２０・・・認識部、２４・・・閾値設定部、３２・・・メモリ、３６・・・システムバス。20... recognition section, 24...Threshold value setting section, 32...Memory, 36...System bus.

２２・・・外部機器３０・・・マイクロプロセッサ３４・・・ワークメモリ22...External device 30...Microprocessor 34...Work memory

[Brief explanation of the drawing]

第１図はこの発明の音声区間検出方式の説明に供するブ
ロック図、第２図は従来の音声区間検出方式の説明に供するブロッ
ク図、第３図はこの発明及び従来の説明に供する音声パワーの
一例を示す図、第４図は音響パワー分布を示す図、第５図は音声切り出しレベルの算出処理の動作の流れ図
である。Fig. 1 is a block diagram for explaining the speech interval detection method of the present invention, Fig. 2 is a block diagram for explaining the conventional speech interval detection method, and Fig. 3 is a block diagram for explaining the speech interval detection method of the present invention and the conventional method. FIG. 4 is a diagram showing an example of the sound power distribution, and FIG. 5 is a flowchart of the operation of the calculation process of the audio cutout level.

Claims

[Claims]

(1) The power calculation unit calculates the acoustic power P for each minute time period called a frame from the input acoustic signal from the external input unit.
_1 is calculated, and the acoustic power P_1 is calculated in the threshold value setting section.
Calculate the average noise level based on the acoustic power P
A speech recognition device configured to detect a speech section from _1 and an average noise level, perform recognition processing on a speech pattern determined by the speech section in the recognition section, and output the result to an external device.
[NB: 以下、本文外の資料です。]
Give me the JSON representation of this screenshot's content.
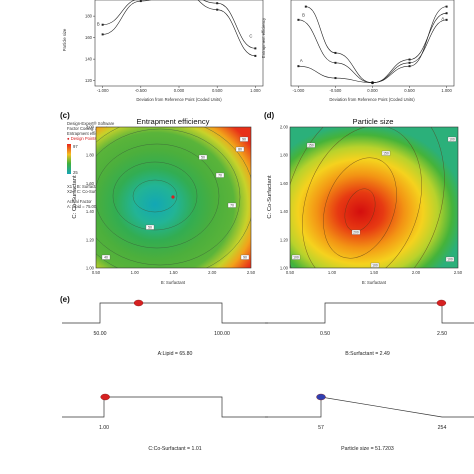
{
  "panels": {
    "c": "(c)",
    "d": "(d)",
    "e": "(e)"
  },
  "top_plots": {
    "left": {
      "ylabel": "Particle size",
      "xlabel": "Deviation from Reference Point (Coded Units)",
      "x_ticks": [
        "-1.000",
        "-0.500",
        "0.000",
        "0.500",
        "1.000"
      ],
      "y_ticks": [
        "120",
        "140",
        "160",
        "180"
      ],
      "curve_letters": [
        "B",
        "C"
      ],
      "curves": [
        {
          "x": [
            -1.0,
            -0.5,
            0.0,
            0.5,
            1.0
          ],
          "y": [
            172,
            196,
            204,
            192,
            150
          ]
        },
        {
          "x": [
            -1.0,
            -0.5,
            0.0,
            0.5,
            1.0
          ],
          "y": [
            163,
            194,
            204,
            186,
            143
          ]
        }
      ],
      "ylim": [
        115,
        195
      ],
      "xlim": [
        -1.1,
        1.1
      ]
    },
    "right": {
      "ylabel": "Entrapment efficiency",
      "xlabel": "Deviation from Reference Point (Coded Units)",
      "x_ticks": [
        "-1.000",
        "-0.500",
        "0.000",
        "0.500",
        "1.000"
      ],
      "curve_letters": [
        "B",
        "A",
        "A"
      ],
      "curves": [
        {
          "x": [
            -1.0,
            -0.5,
            0.0,
            0.5,
            1.0
          ],
          "y": [
            1.0,
            0.35,
            0.05,
            0.4,
            1.1
          ]
        },
        {
          "x": [
            -1.0,
            -0.5,
            0.0,
            0.5,
            1.0
          ],
          "y": [
            0.3,
            0.12,
            0.05,
            0.35,
            1.0
          ]
        },
        {
          "x": [
            -0.9,
            -0.5,
            0.0,
            0.5,
            1.0
          ],
          "y": [
            1.2,
            0.5,
            0.05,
            0.3,
            1.2
          ]
        }
      ],
      "ylim": [
        0,
        1.3
      ],
      "xlim": [
        -1.1,
        1.1
      ]
    }
  },
  "legend": {
    "lines": [
      "Design-Expert® Software",
      "Factor Coding: Actual",
      "Entrapment efficiency"
    ],
    "design_points": "● Design Points",
    "max": "97",
    "min": "25",
    "x1": "X1 = B: Surfactant",
    "x2": "X2 = C: Co-Surfactant",
    "actual_factor": "Actual Factor",
    "lipid": "A: Lipid = 75.00"
  },
  "contour_c": {
    "title": "Entrapment efficiency",
    "xlabel": "B: Surfactant",
    "ylabel": "C: Co-Surfactant",
    "x_ticks": [
      "0.50",
      "1.00",
      "1.50",
      "2.00",
      "2.50"
    ],
    "y_ticks": [
      "1.00",
      "1.20",
      "1.40",
      "1.60",
      "1.80",
      "2.00"
    ],
    "contour_labels": [
      "40",
      "50",
      "70",
      "50",
      "70",
      "80",
      "90",
      "90"
    ]
  },
  "contour_d": {
    "title": "Particle size",
    "xlabel": "B: Surfactant",
    "ylabel": "C: Co-Surfactant",
    "x_ticks": [
      "0.50",
      "1.00",
      "1.50",
      "2.00",
      "2.50"
    ],
    "y_ticks": [
      "1.00",
      "1.20",
      "1.40",
      "1.60",
      "1.80",
      "2.00"
    ],
    "contour_labels": [
      "150",
      "200",
      "100",
      "150",
      "100",
      "100",
      "100"
    ]
  },
  "chart_data": [
    {
      "type": "line",
      "title": "",
      "xlabel": "Deviation from Reference Point (Coded Units)",
      "ylabel": "Particle size",
      "series": [
        {
          "name": "B",
          "x": [
            -1.0,
            -0.5,
            0.0,
            0.5,
            1.0
          ],
          "values": [
            172,
            196,
            204,
            192,
            150
          ]
        },
        {
          "name": "C",
          "x": [
            -1.0,
            -0.5,
            0.0,
            0.5,
            1.0
          ],
          "values": [
            163,
            194,
            204,
            186,
            143
          ]
        }
      ]
    },
    {
      "type": "line",
      "title": "",
      "xlabel": "Deviation from Reference Point (Coded Units)",
      "ylabel": "Entrapment efficiency",
      "series": [
        {
          "name": "B",
          "x": [
            -1.0,
            -0.5,
            0.0,
            0.5,
            1.0
          ],
          "values": [
            1.0,
            0.35,
            0.05,
            0.4,
            1.1
          ]
        },
        {
          "name": "A",
          "x": [
            -1.0,
            -0.5,
            0.0,
            0.5,
            1.0
          ],
          "values": [
            0.3,
            0.12,
            0.05,
            0.35,
            1.0
          ]
        }
      ]
    },
    {
      "type": "heatmap",
      "title": "Entrapment efficiency",
      "xlabel": "B: Surfactant",
      "ylabel": "C: Co-Surfactant",
      "xlim": [
        0.5,
        2.5
      ],
      "ylim": [
        1.0,
        2.0
      ],
      "colorbar": {
        "min": 25,
        "max": 97
      }
    },
    {
      "type": "heatmap",
      "title": "Particle size",
      "xlabel": "B: Surfactant",
      "ylabel": "C: Co-Surfactant",
      "xlim": [
        0.5,
        2.5
      ],
      "ylim": [
        1.0,
        2.0
      ]
    }
  ],
  "ramps": [
    {
      "label": "A:Lipid = 65.80",
      "low": "50.00",
      "high": "100.00",
      "value": 65.8,
      "min": 50,
      "max": 100,
      "kind": "range",
      "marker": "#d62020"
    },
    {
      "label": "B:Surfactant = 2.49",
      "low": "0.50",
      "high": "2.50",
      "value": 2.49,
      "min": 0.5,
      "max": 2.5,
      "kind": "range",
      "marker": "#d62020"
    },
    {
      "label": "C:Co-Surfactant = 1.01",
      "low": "1.00",
      "high": "",
      "value": 1.01,
      "min": 1.0,
      "max": 2.0,
      "kind": "range",
      "marker": "#d62020"
    },
    {
      "label": "Particle size = 51.7203",
      "low": "57",
      "high": "254",
      "value": 51.72,
      "min": 57,
      "max": 254,
      "kind": "minimize",
      "marker": "#2f3fb0"
    }
  ]
}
In detecting the section, the power calculation section measures the acoustic power P_1 for a predetermined period of time with no audio input, and the threshold calculation section measures the acoustic power P_1 having the largest value among the acoustic powers P_1. Average noise for all the remaining acoustic powers P_1 excluding the first predetermined number of acoustic powers N_m_a_x in order from the lowest value and the second predetermined number of acoustic powers N_m_i_n in the order of the smallest value. Level N_
A voice section detection method characterized in that after calculating the average noise level N_L' and the average noise variance N_D', a voice segmentation level V_L is calculated from the average noise level N_L' and the average noise variance N_D'.